Fire and fury are the closest clues to a birthplace we’ve ever gotten from Tag Larkin.  Tag Larkin has an aura of mystery about him.  Also, he has an aura of savage virility, and one time a girl said his semen tasted like cookie dough.

“Tag Larkin has whooped asses in all legislative houses on federal, state, and local levels!”  declares Tag Larkin, and he’s right. Tag Larkin has kicked a Congressman in the taint, he has dropped an elbow on a state senator, and also suplexed an alderman through a table. As of this blog post, Tagg Romney has not assaulted any one from any branch of legislature here or abroad, and this means that Tag Larkin wins.

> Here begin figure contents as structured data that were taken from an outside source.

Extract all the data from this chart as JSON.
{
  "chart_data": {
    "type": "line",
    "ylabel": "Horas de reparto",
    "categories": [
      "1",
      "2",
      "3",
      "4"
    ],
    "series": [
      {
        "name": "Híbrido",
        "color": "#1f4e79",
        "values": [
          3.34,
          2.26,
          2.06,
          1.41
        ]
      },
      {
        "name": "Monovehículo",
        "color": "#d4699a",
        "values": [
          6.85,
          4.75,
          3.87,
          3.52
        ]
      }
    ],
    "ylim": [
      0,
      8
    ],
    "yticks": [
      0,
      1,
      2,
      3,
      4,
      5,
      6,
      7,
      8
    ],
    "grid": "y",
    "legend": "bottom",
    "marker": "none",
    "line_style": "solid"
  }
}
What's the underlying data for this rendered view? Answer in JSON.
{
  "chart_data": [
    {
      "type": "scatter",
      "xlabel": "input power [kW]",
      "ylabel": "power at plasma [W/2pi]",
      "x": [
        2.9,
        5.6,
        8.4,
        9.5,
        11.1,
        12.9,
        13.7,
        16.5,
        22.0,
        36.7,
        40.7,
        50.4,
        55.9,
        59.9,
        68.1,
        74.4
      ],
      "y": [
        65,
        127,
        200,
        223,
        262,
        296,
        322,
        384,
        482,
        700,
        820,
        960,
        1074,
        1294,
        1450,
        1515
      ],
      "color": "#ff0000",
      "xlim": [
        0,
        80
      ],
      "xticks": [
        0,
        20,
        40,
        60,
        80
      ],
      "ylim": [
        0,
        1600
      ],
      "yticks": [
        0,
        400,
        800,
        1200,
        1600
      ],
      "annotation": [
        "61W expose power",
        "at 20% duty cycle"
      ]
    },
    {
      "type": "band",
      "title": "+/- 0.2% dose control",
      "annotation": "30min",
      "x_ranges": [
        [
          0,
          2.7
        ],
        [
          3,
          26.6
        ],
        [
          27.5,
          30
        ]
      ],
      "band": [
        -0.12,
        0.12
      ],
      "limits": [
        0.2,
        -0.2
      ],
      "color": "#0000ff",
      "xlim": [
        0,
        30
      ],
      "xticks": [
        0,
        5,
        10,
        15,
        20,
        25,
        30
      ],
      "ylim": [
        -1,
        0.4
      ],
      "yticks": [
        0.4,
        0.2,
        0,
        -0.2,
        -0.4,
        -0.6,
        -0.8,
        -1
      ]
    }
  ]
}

Tag Larkin always wins. FOREVER!

On a side note: Tagg Romney’s dad almost won Anonymous Doug’s vote during the Presidential debate, but only because Anonymous Doug misheard Mitt’s “binder full of women” quote as “binder of women.”  Anonymous Doug has bound many a woman in the bedroom during his sexually active years upon this earth, and finally here comes a candidate speaking directly to his kinky predilections.  Alas, when the error was pointed out to Anonymous Doug, he was rather crestfallen.

Election season is just a bad time for everyone.



  1. I fucking LOVE Tag Larkin…

  2. You know, the minute Tagg Romney made a tit of himself with that ommentary, I thought of Tag Larkin. I knew somehow he would have something to say.

    I cannot understand this predilection by Republican candidates to give their children names like Tagg and Trig and Tug and Rag.